Il modo in cui il regista indugia sulla violenza di alcune scene fa pendere la bilancia più verso l’esaltazione che verso la denuncia così come la facilità di adesione del protagonista alla fratellanza fa sorgere il sospetto che un seme di sopraffazione fosse già presente in lui e che non la malinconica resa ad un karma negativo l’abbia trasformato in Money-Man ma una volontà di potenza tutt’altro che stoica.

LA FRATELLANZA ARIANA

“Conosci “L’Animale Umano”?” chiede il primo leader con cui Jakob entra in contatto non appena in carcere. “L’Animale Umano”, così come il più famoso “La Scimmia Nuda”, sono libri scritti dallo zoologo inglese (tutt’ora vivente) Desmond Morris; testi cardine della sociobiologia, che riscossero un grande successo negli Anni Settanta, essi definivano l’uomo come: “uno scimmione nudo  che si è auto-chiamato homo sapiens…i suoi antichi impulsi gli appartengono da milioni di anni, i nuovi solo da qualche millennio…sarebbe un animale molto meno preoccupato e più soddisfatto se solo affrontasse questa realtà”.

La tesi di Morris, molto grossolanamente riassunta,  è che l’uomo sia solo un animale più evoluto e che, accettando i suoi istinti più deteriori, invece di negarli trasformandoli in qualcosa di nocivo per sé e per gli altri, vivrebbe meglio anche perché per lo zoologo inglese l’anima non risiederebbe al di fuori di noi né nella favolistica ghiandola pineale ma nell’unico organo degno di ospitare l’immortalità e cioè l’apparato sessuale.

Il Nazismo della fratellanza ariana, che non trova affatto disdicevole lucrare su armi rubate o tessere alleanze coi messicani, è un nazismo essenzialmente estetico che della filosofia nazionalsocialista conserva solo l’esaltazione della forza e un maniacale rispetto delle gerarchie;la derisione di qualsiasi rappresentante della legge e il creare uno stato nello Stato sono una presa di distanza dall’ordine costituito che non ha niente a che vedere col Nazismo da un punto di vista giuridico e politico.

CONCLUSIONI

“La Fratellanza” è un film coraggioso e ben recitato ma ha degli evidenti cali di tensione e in alcune parti manca un approfondimento psicologico del personaggio Money-Man che passa troppo velocemente da uomo d’affari a criminale dimenticandosi della moglie e del figlio.

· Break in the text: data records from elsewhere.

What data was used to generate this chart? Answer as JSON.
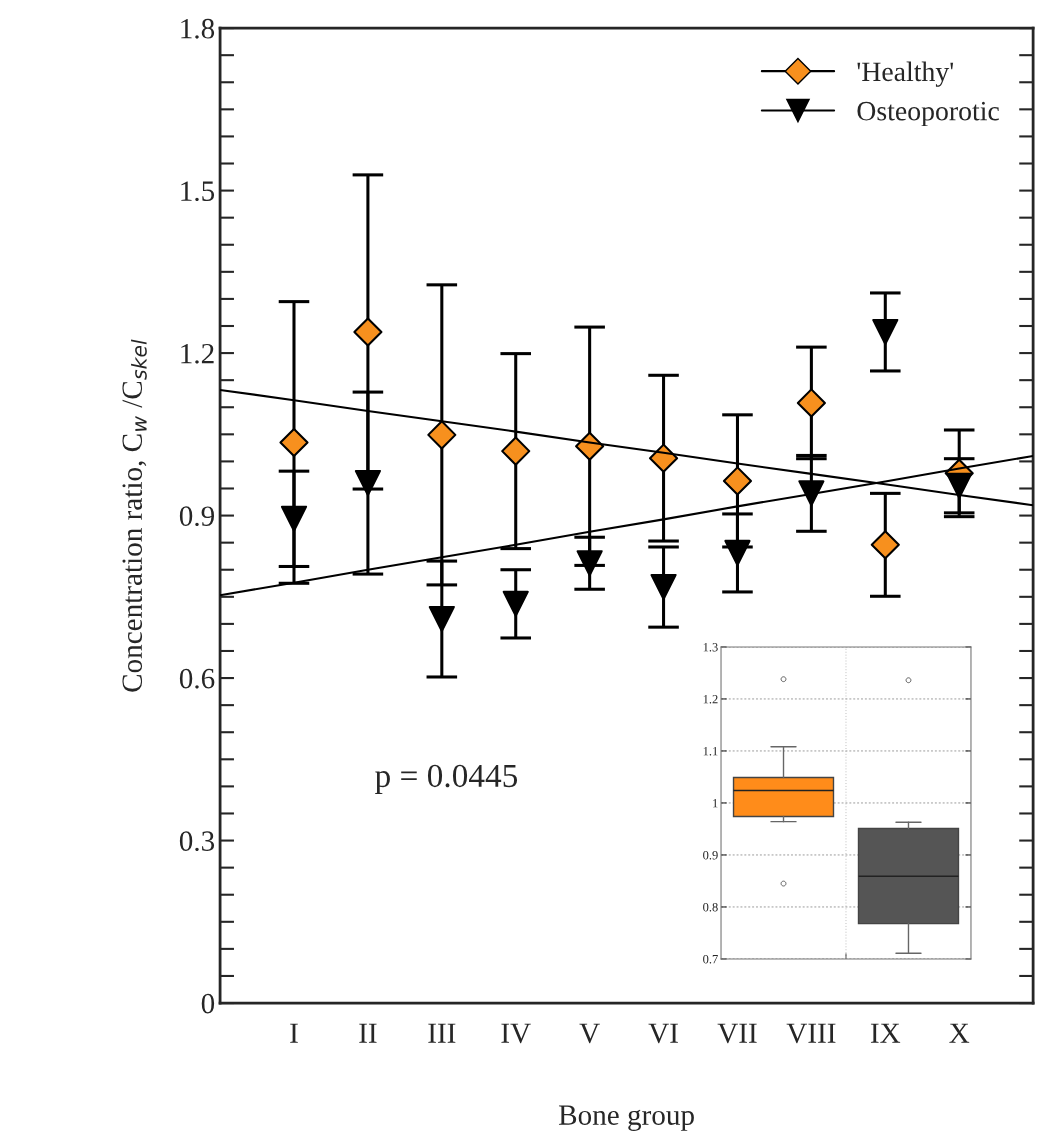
{
  "chart_data": [
    {
      "type": "scatter",
      "xlabel": "Bone group",
      "ylabel": "Concentration ratio, C$_{w}$ /C$_{skel}$",
      "ylim": [
        0,
        1.8
      ],
      "categories": [
        null,
        "I",
        "II",
        "III",
        "IV",
        "V",
        "VI",
        "VII",
        "VIII",
        "IX",
        "X",
        null
      ],
      "yticks": [
        0,
        {
          "value": 0.05,
          "label": null
        },
        {
          "value": 0.1,
          "label": null
        },
        {
          "value": 0.15,
          "label": null
        },
        {
          "value": 0.2,
          "label": null
        },
        {
          "value": 0.25,
          "label": null
        },
        0.3,
        {
          "value": 0.35,
          "label": null
        },
        {
          "value": 0.4,
          "label": null
        },
        {
          "value": 0.45,
          "label": null
        },
        {
          "value": 0.5,
          "label": null
        },
        {
          "value": 0.55,
          "label": null
        },
        0.6,
        {
          "value": 0.65,
          "label": null
        },
        {
          "value": 0.7,
          "label": null
        },
        {
          "value": 0.75,
          "label": null
        },
        {
          "value": 0.8,
          "label": null
        },
        {
          "value": 0.85,
          "label": null
        },
        0.9,
        {
          "value": 0.95,
          "label": null
        },
        {
          "value": 1.0,
          "label": null
        },
        {
          "value": 1.05,
          "label": null
        },
        {
          "value": 1.1,
          "label": null
        },
        {
          "value": 1.15,
          "label": null
        },
        1.2,
        {
          "value": 1.25,
          "label": null
        },
        {
          "value": 1.3,
          "label": null
        },
        {
          "value": 1.35,
          "label": null
        },
        {
          "value": 1.4,
          "label": null
        },
        {
          "value": 1.45,
          "label": null
        },
        1.5,
        {
          "value": 1.55,
          "label": null
        },
        {
          "value": 1.6,
          "label": null
        },
        {
          "value": 1.65,
          "label": null
        },
        {
          "value": 1.7,
          "label": null
        },
        {
          "value": 1.75,
          "label": null
        },
        1.8
      ],
      "series": [
        {
          "name": "'Healthy'",
          "color": "#f7901e",
          "marker": "diamond",
          "values": [
            null,
            1.035,
            1.239,
            1.049,
            1.019,
            1.028,
            1.006,
            0.964,
            1.108,
            0.846,
            0.978,
            null
          ],
          "errors": [
            null,
            0.26,
            0.29,
            0.277,
            0.18,
            0.22,
            0.153,
            0.122,
            0.103,
            0.095,
            0.08,
            null
          ]
        },
        {
          "name": "Osteoporotic",
          "color": "#000000",
          "marker": "triangle",
          "values": [
            null,
            0.894,
            0.96,
            0.709,
            0.737,
            0.812,
            0.768,
            0.831,
            0.941,
            1.239,
            0.955,
            null
          ],
          "errors": [
            null,
            0.088,
            0.168,
            0.107,
            0.063,
            0.048,
            0.074,
            0.072,
            0.07,
            0.072,
            0.05,
            null
          ]
        },
        {
          "type": "line",
          "color": "#000000",
          "values": [
            1.132,
            1.113,
            1.093,
            1.074,
            1.055,
            1.035,
            1.016,
            0.996,
            0.977,
            0.958,
            0.938,
            0.919
          ]
        },
        {
          "type": "line",
          "color": "#000000",
          "values": [
            0.753,
            0.776,
            0.8,
            0.823,
            0.846,
            0.87,
            0.893,
            0.917,
            0.94,
            0.963,
            0.987,
            1.01
          ]
        }
      ],
      "annotations": [
        "p = 0.0445"
      ],
      "legend": "top right",
      "grid": false
    },
    {
      "type": "box",
      "categories": [
        null,
        null
      ],
      "colors": [
        "#ff8c1a",
        "#555555"
      ],
      "boxes": [
        {
          "low": 0.964,
          "q1": 0.974,
          "median": 1.024,
          "q3": 1.049,
          "high": 1.108,
          "outliers": [
            1.238,
            0.845
          ]
        },
        {
          "low": 0.711,
          "q1": 0.768,
          "median": 0.859,
          "q3": 0.951,
          "high": 0.963,
          "outliers": [
            1.236
          ]
        }
      ],
      "ylim": [
        0.7,
        1.3
      ],
      "yticks": [
        0.7,
        0.8,
        0.9,
        1,
        1.1,
        1.2,
        1.3
      ],
      "grid": true
    }
  ]
}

Una voce fuori-campo ben dosata o un interlocutore ispirato avrebbero meglio inquadrato tale metamorfosi.

Resta l’esperimento sociologico del regista vissuto per due anni sotto copertura in carcere (“quella che è iniziata come una semplice ricerca è diventata un’odissea di due anni in cui ho avuto accesso in maniera sempre più profonda a quel mondo violento”) che somiglia alle ricerche di Desmond Morris fra le scimmie e che ci mostra da un’angolazione molto originale la vita carceraria: basta osservare quanto diverse siano le scene di aggressione rispetto agli usuali ed epici scontri cui Hollywood ci ha abituato, rapide colluttazioni con ferite da taglio nei punti vitali senza grida o sensazionalismi.

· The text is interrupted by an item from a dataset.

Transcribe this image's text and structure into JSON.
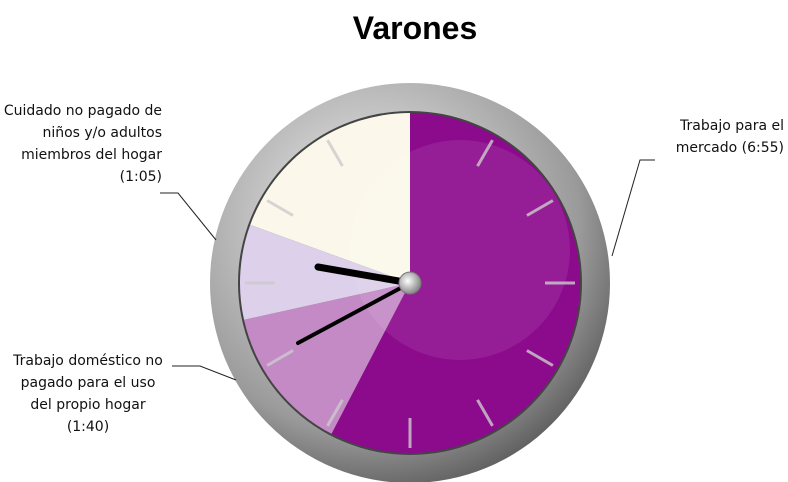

Quella de “La Fratellanza” non è una storia vera ma il lavoro documentale che la supporta la rende un collage di esperienze realmente vissute che aumenta il tasso di violenza in modo critico o apologetico a seconda del punto di vista.

“Nessuno è libero là fuori” dice Money-Man e non volendo esprime il concetto più violento di tutto il film.